NEW YORK – Major League Baseball is raising the minimum salary for minor league players in 2021, according to a memo sent Friday from the commissioner's office to all 30 teams and obtained by The Associated Press.
Two years after successfully lobbying Congress to exempt minor leaguers from federal minimum wage laws, MLB opted to give those players a wage increase between 38% and 72%. The bump was discussed at last week's owners meetings and confirmed in the memo from Morgan Sword, executive vice president of baseball economics and operations.
Players at rookie and short-season levels will see their minimum weekly pay raised from $290 to $400, and players at Class A will go from $290 to $500. Double-A will jump from $350 to $600, and Triple-A from $502 to $700.
Minor leaguers are paid only during the five-month season and don't receive wages during the offseason or spring training.
The raises come as MLB is negotiating with the National Association of Professional Baseball Leagues, the governing body of the minors, to replace the Professional Baseball Agreement that expires after the 2020 seasons. MLB proposed cutting 42 of the 160 required affiliated teams during those negotiations, a plan criticized by small-town fans and politicians at the local and national level.
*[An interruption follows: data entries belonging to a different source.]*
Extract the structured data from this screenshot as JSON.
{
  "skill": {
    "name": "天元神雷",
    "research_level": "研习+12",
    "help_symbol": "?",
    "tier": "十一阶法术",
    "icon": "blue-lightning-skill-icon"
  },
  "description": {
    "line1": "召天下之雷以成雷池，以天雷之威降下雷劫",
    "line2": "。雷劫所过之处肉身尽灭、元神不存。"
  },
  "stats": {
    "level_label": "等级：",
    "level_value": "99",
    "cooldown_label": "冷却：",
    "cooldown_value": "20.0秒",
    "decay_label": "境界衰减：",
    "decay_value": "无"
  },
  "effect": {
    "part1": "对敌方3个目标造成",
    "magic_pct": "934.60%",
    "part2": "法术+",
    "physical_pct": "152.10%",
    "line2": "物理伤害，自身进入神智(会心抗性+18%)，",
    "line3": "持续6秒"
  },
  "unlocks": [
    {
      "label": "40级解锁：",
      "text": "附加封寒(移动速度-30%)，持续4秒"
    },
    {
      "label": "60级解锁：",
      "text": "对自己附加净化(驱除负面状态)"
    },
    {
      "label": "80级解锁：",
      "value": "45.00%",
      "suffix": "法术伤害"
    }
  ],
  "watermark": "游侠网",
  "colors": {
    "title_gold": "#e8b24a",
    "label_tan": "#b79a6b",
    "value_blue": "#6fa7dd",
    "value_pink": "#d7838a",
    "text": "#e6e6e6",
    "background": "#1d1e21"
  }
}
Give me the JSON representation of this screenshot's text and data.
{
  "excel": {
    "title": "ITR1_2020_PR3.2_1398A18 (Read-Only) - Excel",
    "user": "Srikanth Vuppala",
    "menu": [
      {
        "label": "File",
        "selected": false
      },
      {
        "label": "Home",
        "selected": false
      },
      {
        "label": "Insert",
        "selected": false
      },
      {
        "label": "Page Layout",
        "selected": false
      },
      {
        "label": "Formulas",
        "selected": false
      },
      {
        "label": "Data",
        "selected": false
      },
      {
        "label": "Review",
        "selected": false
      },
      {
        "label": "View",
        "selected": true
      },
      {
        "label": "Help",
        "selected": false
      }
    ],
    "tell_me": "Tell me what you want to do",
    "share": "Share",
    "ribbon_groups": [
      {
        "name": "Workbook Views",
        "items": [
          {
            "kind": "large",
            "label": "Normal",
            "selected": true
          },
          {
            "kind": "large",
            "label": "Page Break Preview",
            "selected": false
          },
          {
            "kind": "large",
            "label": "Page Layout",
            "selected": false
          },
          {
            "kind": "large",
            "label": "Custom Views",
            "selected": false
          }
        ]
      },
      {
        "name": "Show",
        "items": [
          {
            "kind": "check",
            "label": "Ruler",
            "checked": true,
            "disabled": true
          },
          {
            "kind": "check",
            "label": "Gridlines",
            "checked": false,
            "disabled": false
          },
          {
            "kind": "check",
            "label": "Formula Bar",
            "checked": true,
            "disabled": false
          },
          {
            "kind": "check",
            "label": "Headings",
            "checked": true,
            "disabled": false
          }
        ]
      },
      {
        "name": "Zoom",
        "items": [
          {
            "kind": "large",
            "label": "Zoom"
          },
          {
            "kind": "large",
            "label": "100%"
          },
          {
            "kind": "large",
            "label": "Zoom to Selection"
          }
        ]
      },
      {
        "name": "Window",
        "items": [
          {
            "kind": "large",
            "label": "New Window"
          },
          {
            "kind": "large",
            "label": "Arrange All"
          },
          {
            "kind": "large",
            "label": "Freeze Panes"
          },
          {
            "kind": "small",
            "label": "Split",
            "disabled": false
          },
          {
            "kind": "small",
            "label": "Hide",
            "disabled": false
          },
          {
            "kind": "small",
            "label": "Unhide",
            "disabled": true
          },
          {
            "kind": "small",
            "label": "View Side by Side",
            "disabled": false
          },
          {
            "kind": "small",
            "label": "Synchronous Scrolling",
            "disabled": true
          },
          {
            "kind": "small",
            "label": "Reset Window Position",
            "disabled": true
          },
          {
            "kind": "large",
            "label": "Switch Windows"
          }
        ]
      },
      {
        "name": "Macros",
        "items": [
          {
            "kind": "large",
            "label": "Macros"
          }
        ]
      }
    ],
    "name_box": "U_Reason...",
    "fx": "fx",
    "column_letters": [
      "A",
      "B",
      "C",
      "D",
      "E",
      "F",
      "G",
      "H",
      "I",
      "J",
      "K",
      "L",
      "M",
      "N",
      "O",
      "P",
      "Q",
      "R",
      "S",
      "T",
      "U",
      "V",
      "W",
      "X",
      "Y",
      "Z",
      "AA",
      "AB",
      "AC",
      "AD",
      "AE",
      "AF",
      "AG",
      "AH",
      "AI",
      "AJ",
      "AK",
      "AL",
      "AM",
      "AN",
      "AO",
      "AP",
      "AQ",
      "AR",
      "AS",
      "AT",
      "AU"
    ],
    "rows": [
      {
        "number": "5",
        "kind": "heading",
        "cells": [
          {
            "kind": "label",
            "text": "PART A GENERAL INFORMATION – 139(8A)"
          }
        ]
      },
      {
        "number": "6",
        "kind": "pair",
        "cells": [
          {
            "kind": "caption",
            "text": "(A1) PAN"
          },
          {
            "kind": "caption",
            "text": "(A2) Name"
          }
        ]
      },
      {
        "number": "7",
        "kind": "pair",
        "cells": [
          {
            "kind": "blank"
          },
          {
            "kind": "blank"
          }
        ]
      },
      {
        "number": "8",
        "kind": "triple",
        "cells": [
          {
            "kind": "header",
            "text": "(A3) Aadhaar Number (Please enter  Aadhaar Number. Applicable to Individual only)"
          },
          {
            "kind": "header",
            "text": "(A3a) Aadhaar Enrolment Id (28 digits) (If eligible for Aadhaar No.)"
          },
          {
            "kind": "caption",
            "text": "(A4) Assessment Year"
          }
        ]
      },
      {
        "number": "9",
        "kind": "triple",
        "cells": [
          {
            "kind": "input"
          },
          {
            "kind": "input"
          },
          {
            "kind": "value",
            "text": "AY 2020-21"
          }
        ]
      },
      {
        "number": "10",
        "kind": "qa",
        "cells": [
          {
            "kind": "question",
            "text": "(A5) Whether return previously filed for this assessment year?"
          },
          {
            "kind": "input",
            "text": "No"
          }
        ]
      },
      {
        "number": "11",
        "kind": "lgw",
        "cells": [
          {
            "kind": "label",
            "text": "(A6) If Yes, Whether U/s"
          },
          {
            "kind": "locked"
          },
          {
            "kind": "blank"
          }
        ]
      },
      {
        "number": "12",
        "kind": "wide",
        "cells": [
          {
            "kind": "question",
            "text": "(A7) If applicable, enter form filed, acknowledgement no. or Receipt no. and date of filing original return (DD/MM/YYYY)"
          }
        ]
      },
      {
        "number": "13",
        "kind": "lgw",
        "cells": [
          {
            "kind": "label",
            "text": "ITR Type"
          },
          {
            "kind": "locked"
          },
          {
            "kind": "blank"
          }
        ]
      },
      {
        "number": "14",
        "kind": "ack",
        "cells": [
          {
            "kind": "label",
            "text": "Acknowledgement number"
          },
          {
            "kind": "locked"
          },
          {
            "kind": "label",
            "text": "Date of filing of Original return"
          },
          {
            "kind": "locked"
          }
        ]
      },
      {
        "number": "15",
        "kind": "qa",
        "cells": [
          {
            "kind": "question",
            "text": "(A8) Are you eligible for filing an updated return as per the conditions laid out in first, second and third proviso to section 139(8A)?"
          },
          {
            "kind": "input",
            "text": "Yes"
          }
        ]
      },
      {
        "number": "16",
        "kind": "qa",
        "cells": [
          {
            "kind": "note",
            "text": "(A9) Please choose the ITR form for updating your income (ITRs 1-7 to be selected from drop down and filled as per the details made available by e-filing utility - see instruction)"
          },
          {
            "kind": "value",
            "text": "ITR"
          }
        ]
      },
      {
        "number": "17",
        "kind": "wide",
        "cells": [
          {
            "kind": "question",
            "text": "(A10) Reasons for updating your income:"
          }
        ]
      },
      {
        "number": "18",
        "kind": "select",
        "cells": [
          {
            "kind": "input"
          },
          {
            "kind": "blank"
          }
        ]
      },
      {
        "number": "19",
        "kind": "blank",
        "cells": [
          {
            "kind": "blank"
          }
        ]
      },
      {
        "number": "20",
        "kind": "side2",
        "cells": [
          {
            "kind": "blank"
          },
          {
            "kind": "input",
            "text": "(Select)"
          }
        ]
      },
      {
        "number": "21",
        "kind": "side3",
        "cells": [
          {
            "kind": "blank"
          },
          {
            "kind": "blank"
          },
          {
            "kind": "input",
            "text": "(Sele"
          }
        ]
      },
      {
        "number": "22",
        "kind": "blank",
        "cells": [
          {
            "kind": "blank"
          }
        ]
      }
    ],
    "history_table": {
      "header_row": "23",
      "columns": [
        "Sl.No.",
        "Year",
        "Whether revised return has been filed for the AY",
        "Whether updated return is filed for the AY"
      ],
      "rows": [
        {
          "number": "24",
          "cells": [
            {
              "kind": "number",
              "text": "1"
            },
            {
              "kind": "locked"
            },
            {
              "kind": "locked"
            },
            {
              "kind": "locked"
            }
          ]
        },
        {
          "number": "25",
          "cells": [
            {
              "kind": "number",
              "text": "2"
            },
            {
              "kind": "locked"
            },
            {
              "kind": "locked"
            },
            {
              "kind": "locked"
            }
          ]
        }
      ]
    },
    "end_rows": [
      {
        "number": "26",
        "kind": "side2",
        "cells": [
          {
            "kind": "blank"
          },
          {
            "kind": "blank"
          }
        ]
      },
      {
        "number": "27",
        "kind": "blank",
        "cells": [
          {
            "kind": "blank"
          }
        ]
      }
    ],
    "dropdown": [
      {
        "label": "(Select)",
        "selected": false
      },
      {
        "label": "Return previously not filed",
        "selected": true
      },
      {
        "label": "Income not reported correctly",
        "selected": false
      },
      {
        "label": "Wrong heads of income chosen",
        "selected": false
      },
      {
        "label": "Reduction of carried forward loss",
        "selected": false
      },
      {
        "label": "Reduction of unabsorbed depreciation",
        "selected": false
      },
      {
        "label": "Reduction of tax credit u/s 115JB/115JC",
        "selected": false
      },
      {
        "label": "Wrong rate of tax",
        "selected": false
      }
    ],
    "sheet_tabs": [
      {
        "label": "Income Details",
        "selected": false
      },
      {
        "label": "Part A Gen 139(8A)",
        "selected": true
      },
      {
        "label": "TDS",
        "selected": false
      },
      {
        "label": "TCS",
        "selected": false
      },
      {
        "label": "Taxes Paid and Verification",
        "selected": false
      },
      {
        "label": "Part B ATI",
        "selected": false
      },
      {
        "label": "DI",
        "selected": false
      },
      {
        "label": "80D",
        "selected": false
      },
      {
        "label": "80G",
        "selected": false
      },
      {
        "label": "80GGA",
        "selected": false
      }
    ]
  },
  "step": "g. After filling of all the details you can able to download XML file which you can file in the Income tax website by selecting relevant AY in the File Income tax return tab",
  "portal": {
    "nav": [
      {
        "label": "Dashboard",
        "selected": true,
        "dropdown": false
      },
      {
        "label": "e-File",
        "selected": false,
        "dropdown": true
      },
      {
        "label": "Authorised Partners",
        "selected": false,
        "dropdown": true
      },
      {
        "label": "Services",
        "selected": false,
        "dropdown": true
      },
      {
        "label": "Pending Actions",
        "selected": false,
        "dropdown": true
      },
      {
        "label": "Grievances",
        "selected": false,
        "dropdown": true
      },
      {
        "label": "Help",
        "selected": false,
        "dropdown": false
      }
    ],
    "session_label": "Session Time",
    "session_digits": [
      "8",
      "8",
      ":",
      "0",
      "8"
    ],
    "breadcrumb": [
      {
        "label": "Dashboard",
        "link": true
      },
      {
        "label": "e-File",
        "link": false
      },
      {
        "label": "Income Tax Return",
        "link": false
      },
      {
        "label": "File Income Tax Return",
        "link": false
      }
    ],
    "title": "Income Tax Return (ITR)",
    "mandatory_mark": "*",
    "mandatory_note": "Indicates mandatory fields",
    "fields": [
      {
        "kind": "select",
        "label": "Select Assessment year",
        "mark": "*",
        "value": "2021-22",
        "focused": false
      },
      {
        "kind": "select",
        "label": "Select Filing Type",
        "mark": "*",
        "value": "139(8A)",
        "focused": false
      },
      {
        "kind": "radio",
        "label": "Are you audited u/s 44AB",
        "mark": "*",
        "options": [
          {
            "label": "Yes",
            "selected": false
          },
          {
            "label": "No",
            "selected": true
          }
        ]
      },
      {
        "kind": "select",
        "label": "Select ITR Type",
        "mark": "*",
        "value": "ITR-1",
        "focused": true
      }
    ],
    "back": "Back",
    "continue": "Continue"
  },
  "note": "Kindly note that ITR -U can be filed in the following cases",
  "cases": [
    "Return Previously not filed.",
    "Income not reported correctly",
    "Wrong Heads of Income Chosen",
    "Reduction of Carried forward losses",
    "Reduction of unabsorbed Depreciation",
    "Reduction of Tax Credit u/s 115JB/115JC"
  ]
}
By comparison, the major league minimum is $563,500 this year, and the top players make over $30 million annually. For players on 40-man rosters on option to the minors, the minimum is $46,000 this season.
Minor league salaries have been stagnant for years, and players have strained to make ends meet on as little as $5,500 per season. Some players live in overcrowded apartments, sleeping on air mattresses, subsisted on peanut butter and jelly sandwiches, and sacrificed potential training hours to work better-paying jobs in the offseason.